PHP Supported Versions

⚠️ PHP 7.4 stops receiving security updates on the 28th Nov 2022! ⚠️

That’s only 3 weeks from when this post will be published, so if you’re still running 7.4 (or earlier!!), make sure you update to 8.0 or 8.1 ASAP!

Check out https://www.php.net/supported-versions.php for the official list of PHP supported versions.

Laravel Supported Versions

⚠️ Laravel 8 stops receiving security updates on the 24th January 2023! ⚠️

That’s only 3 months away, so you’ve only got a bit of time left to organise your upgrades if you’re still on 8 (or earlier!!).

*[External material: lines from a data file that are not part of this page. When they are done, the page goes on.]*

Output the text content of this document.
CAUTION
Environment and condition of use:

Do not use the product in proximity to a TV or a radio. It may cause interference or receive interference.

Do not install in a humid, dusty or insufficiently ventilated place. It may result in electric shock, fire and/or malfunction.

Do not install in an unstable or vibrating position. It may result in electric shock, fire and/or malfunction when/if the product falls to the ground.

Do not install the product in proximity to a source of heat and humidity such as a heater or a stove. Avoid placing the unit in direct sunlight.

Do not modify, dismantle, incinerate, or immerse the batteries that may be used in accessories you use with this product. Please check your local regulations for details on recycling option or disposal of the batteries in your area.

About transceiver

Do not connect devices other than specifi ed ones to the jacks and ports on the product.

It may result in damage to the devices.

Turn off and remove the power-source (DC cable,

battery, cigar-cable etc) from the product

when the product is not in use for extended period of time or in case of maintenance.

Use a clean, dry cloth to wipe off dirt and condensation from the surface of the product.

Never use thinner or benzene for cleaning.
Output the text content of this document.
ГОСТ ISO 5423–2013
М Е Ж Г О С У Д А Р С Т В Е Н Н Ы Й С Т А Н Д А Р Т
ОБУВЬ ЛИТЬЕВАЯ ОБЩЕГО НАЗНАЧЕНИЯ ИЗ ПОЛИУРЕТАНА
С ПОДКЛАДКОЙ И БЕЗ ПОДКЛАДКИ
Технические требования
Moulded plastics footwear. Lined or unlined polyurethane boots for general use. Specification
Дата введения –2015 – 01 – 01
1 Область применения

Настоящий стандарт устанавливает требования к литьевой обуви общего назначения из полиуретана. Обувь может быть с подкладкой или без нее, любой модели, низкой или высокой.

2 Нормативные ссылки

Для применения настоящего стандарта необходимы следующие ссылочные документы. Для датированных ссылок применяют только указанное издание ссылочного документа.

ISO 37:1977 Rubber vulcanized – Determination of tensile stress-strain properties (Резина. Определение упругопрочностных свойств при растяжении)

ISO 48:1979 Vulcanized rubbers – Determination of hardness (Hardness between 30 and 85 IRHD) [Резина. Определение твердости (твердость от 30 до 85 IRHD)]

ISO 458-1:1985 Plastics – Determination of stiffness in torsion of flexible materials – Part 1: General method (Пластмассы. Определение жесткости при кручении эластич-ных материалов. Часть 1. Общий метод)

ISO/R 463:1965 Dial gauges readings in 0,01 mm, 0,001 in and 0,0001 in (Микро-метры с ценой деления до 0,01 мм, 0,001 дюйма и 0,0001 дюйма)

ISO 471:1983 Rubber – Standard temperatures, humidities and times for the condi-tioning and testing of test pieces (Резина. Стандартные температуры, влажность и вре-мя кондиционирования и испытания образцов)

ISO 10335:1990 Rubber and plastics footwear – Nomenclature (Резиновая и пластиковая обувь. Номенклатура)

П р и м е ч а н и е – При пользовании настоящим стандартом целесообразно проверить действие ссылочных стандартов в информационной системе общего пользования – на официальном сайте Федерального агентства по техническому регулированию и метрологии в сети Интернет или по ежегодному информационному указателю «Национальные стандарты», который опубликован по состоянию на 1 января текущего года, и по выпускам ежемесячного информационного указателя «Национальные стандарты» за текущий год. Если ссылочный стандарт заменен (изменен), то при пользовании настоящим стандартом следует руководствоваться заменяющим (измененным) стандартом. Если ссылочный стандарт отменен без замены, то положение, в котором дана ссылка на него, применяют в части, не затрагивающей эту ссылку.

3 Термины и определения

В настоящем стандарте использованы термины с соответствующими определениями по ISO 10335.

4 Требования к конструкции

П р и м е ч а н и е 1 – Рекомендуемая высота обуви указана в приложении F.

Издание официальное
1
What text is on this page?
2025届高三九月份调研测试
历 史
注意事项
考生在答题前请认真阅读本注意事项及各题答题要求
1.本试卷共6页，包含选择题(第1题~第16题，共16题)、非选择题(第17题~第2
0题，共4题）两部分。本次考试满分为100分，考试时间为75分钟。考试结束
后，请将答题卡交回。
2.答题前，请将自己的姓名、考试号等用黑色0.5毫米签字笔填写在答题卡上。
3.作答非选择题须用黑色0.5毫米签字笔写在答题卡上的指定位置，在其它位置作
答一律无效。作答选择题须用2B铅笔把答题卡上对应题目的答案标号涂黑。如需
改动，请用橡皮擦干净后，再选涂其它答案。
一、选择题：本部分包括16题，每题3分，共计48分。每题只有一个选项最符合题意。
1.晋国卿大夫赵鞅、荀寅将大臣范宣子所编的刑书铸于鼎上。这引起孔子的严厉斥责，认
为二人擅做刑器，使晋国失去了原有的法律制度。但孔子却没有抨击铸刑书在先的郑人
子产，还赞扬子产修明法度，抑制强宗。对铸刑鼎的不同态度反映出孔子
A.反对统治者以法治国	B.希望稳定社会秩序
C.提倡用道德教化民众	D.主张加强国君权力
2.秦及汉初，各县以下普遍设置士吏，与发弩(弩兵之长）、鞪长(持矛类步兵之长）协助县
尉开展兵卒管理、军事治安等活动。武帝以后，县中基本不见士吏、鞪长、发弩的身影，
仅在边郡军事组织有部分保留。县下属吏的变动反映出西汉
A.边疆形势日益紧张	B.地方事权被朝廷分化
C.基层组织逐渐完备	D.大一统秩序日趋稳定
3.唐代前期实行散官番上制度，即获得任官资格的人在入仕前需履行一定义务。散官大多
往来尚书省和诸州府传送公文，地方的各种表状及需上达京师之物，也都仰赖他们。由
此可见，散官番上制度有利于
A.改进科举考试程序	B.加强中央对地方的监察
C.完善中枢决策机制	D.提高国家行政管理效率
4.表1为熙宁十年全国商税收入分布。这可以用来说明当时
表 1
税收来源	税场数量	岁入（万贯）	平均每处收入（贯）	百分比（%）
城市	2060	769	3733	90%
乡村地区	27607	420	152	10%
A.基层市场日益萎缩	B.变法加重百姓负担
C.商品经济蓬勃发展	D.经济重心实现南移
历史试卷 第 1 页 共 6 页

But don’t leave it too late, upgrading Laravel can be a lot more involved than PHP or OS updates.

Check out Laravel’s Support Policy for more details.

Composer

These are some of the commands you should be aware of to manage your dependencies.

composer update

Updates dependencies to the latest available, as supported by your composer.json. Should be run regularly to ensure you’re getting the latest security updates.

For larger teams, it may make sense to designate one person on the team as the Composer Manager, and it’s their job to update composer weekly and ensure everything works. You could use a rotating schedule if you want to share the responsibility around.

composer audit [--locked]

Checks your Composer dependencies for any known security vulnerabilities.1

Use the --locked flag to check versions in composer.lock, rather than what is installed.

composer outdated [--direct]

Lists installed packages that have updates available, with indicators for the type of update (i.e. patch, minor, or major). Also indicates abandoned/depreciated packages, which should be considered unsafe.

The --direct flag reports only direct dependencies of your project, rather than all dependencies. This is helpful when you have a lot of dependencies and only want to see which ones you directly use are outdated.

NPM

These are some of the commands you should be aware of to manage your dependencies. You’ll notice they match Composer’s options. 😉

npm update

Updates dependencies to the latest versions.

npm audit [fix]

Checks your NPM dependencies for any known security vulnerabilities.

The optional fix directive allows NPM to automatically update vulnerable packages when it believes it’s safe to do so. You can add --force if you want it to upgrade everything, even with unsafe.

npm outdated

Lists packages that have updates available, specifying the different versions available.